Squid-inspired material controls the transmission of light, heat and microwaves

Science


Squid inspired material
Squid inspired: this flowery scene is overlaid by a disc of the elastomer material. On the left, the compressed material blocks light. On the right, the stretched material lets light through. (Courtesy: ACS Nano/DOI: 10.1021/acsnano.3c01836)

Inspired by the colour-changing skin of squid, researchers in China have designed a material that can switch between being transparent and opaque to radiation at visible, infrared, and microwave wavelengths. Led by Zichuan Xu at Nanyang Technological University, the team achieved the result by spraying a silver nanowire film onto a specialized elastomer bilayer.

Squid are well known for their remarkable ability to change the colours and patterns on their skin. In nature, they do this to communicate with each other, and to camouflage themselves from predators and prey.

In some squid species, these changes are controlled by specialized muscles that expand and contract the skin – leaving some parts stretched and taut, and others compressed and wrinkled. This alters the arrangement of specialized cells that reflect and scatter light, and the result is a change in the skin’s overall colour.

In their study, Xu’s team attempted to mimic this behaviour in the lab by using a “bilayer acrylic dielectric elastomer” material. When stretched flat, the material is generally transparent to visible and infrared light – but when compressed, wrinkles appear that vary the refractive indices of each bilayer.

Mechanical switching

As a result of the wrinkles, incoming visible and infrared waves are reflected and scattered from the elastomer, instead of passing through. In other words, the material can be mechanically switched between transmitting and blocking visible light and radiant heat. However, that initial incarnation of the material was no good at blocking and transmitting microwaves because microwave wavelengths are much longer than infrared light, so microwaves are unaffected by the small wrinkles in the material.

To create a material that also works for microwaves, Xu’s team sprayed the elastomer with a thin coating of silver nanowires. As they stretched the material to the point where it began to crack, they saw that microwaves were still able to pass straight through. But as the material was compressed and wrinkled with a strain of -30%, compacting the nanowire network, incoming microwaves were scattered and reflected in a similar way as the visible and infrared waves, which were blocked by the elastomer bilayer beneath.
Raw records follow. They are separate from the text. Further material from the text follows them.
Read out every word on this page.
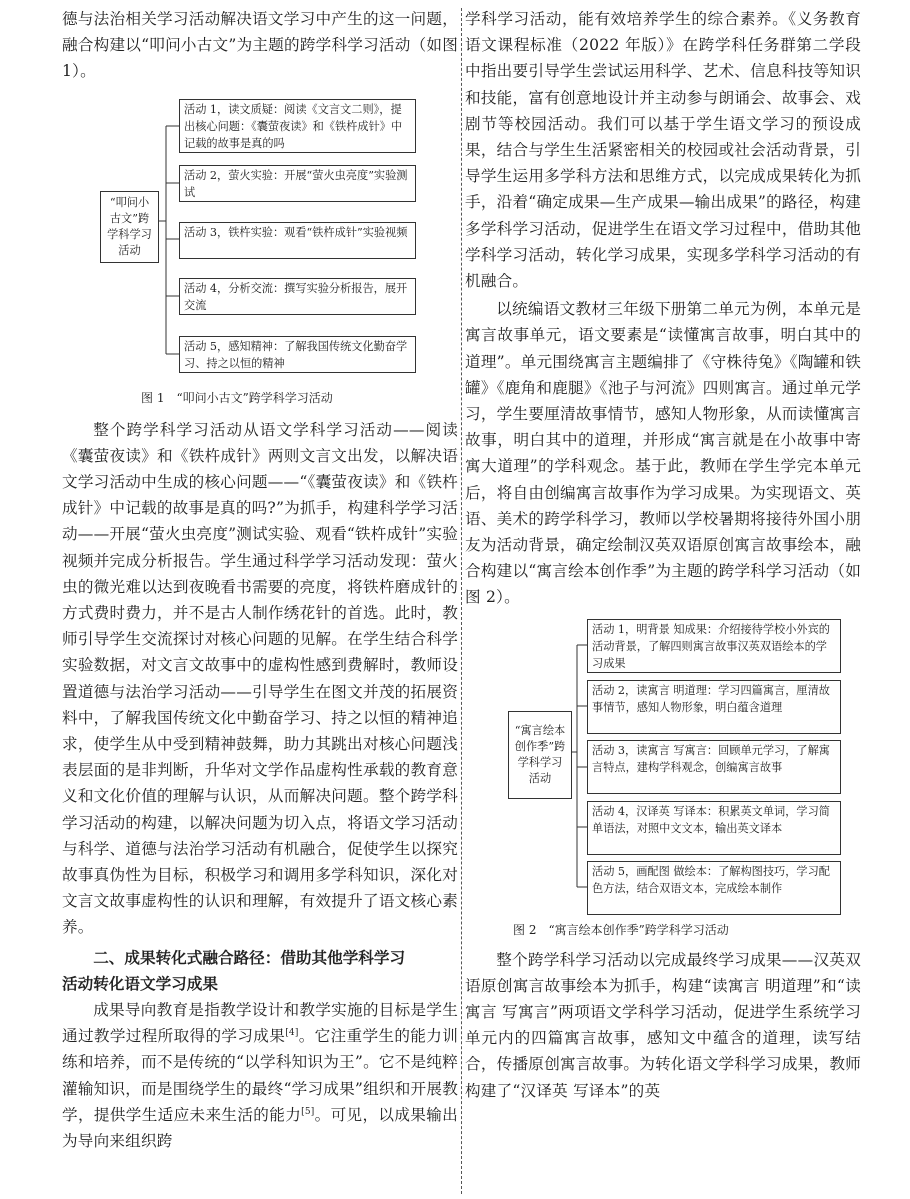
德与法治相关学习活动解决语文学习中产生的这一问题，融合构建以“叩问小古文”为主题的跨学科学习活动（如图 1）。

“叩问小古文”跨学科学习活动
活动 1，读文质疑：阅读《文言文二则》，提出核心问题：《囊萤夜读》和《铁杵成针》中记载的故事是真的吗
活动 2，萤火实验：开展“萤火虫亮度”实验测试
活动 3，铁杵实验：观看“铁杵成针”实验视频
活动 4，分析交流：撰写实验分析报告，展开交流
活动 5，感知精神：了解我国传统文化勤奋学习、持之以恒的精神
图 1　“叩问小古文”跨学科学习活动

整个跨学科学习活动从语文学科学习活动——阅读《囊萤夜读》和《铁杵成针》两则文言文出发，以解决语文学习活动中生成的核心问题——“《囊萤夜读》和《铁杵成针》中记载的故事是真的吗?”为抓手，构建科学学习活动——开展“萤火虫亮度”测试实验、观看“铁杵成针”实验视频并完成分析报告。学生通过科学学习活动发现：萤火虫的微光难以达到夜晚看书需要的亮度，将铁杵磨成针的方式费时费力，并不是古人制作绣花针的首选。此时，教师引导学生交流探讨对核心问题的见解。在学生结合科学实验数据，对文言文故事中的虚构性感到费解时，教师设置道德与法治学习活动——引导学生在图文并茂的拓展资料中，了解我国传统文化中勤奋学习、持之以恒的精神追求，使学生从中受到精神鼓舞，助力其跳出对核心问题浅表层面的是非判断，升华对文学作品虚构性承载的教育意义和文化价值的理解与认识，从而解决问题。整个跨学科学习活动的构建，以解决问题为切入点，将语文学习活动与科学、道德与法治学习活动有机融合，促使学生以探究故事真伪性为目标，积极学习和调用多学科知识，深化对文言文故事虚构性的认识和理解，有效提升了语文核心素养。

二、成果转化式融合路径：借助其他学科学习
活动转化语文学习成果

成果导向教育是指教学设计和教学实施的目标是学生通过教学过程所取得的学习成果[4]。它注重学生的能力训练和培养，而不是传统的“以学科知识为王”。它不是纯粹灌输知识，而是围绕学生的最终“学习成果”组织和开展教学，提供学生适应未来生活的能力[5]。可见，以成果输出为导向来组织跨

学科学习活动，能有效培养学生的综合素养。《义务教育语文课程标准（2022 年版）》在跨学科任务群第二学段中指出要引导学生尝试运用科学、艺术、信息科技等知识和技能，富有创意地设计并主动参与朗诵会、故事会、戏剧节等校园活动。我们可以基于学生语文学习的预设成果，结合与学生生活紧密相关的校园或社会活动背景，引导学生运用多学科方法和思维方式，以完成成果转化为抓手，沿着“确定成果—生产成果—输出成果”的路径，构建多学科学习活动，促进学生在语文学习过程中，借助其他学科学习活动，转化学习成果，实现多学科学习活动的有机融合。

以统编语文教材三年级下册第二单元为例，本单元是寓言故事单元，语文要素是“读懂寓言故事，明白其中的道理”。单元围绕寓言主题编排了《守株待兔》《陶罐和铁罐》《鹿角和鹿腿》《池子与河流》四则寓言。通过单元学习，学生要厘清故事情节，感知人物形象，从而读懂寓言故事，明白其中的道理，并形成“寓言就是在小故事中寄寓大道理”的学科观念。基于此，教师在学生学完本单元后，将自由创编寓言故事作为学习成果。为实现语文、英语、美术的跨学科学习，教师以学校暑期将接待外国小朋友为活动背景，确定绘制汉英双语原创寓言故事绘本，融合构建以“寓言绘本创作季”为主题的跨学科学习活动（如图 2）。

“寓言绘本创作季”跨学科学习活动
活动 1，明背景 知成果：介绍接待学校小外宾的活动背景，了解四则寓言故事汉英双语绘本的学习成果
活动 2，读寓言 明道理：学习四篇寓言，厘清故事情节，感知人物形象，明白蕴含道理
活动 3，读寓言 写寓言：回顾单元学习，了解寓言特点，建构学科观念，创编寓言故事
活动 4，汉译英 写译本：积累英文单词，学习简单语法，对照中文文本，输出英文译本
活动 5，画配图 做绘本：了解构图技巧，学习配色方法，结合双语文本，完成绘本制作
图 2　“寓言绘本创作季”跨学科学习活动

整个跨学科学习活动以完成最终学习成果——汉英双语原创寓言故事绘本为抓手，构建“读寓言 明道理”和“读寓言 写寓言”两项语文学科学习活动，促进学生系统学习单元内的四篇寓言故事，感知文中蕴含的道理，读写结合，传播原创寓言故事。为转化语文学科学习成果，教师构建了“汉译英 写译本”的英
The material’s ability to mechanically switch between transparency and opacity spanned a wide spectral window: covering the entire visible spectrum, infrared wavelengths of up to 15.5 micron, and microwave wavelengths between 24.2–36.6 mm. Its structure was also remarkably resilient: enduring 500 cycles of stretching and compression, while responding to these mechanical changes in under 1 s.

The material now joins a growing list of technologies inspired by the natural world. Xu’s team envisage numerous possible applications in the near future, including innovations in stealth and camouflage technologies. The material could also be used in new types of smart windows that could control both the light and heat passing through them – thereby improving the energy efficiency of buildings.

The elastomer could also have numerous uses in medical devices such as electrocardiographs, which use electrodes placed on the skin to monitor patients’ heart activity. With the nanowire-coated bilayer elastomer, a patients’ electrocardiograph signals could be blocked for everyday use, preventing sensitive medical information from being leaked, then switched to being transparent when their signals need to be monitored by a doctor.

The research is described in ACS Nano.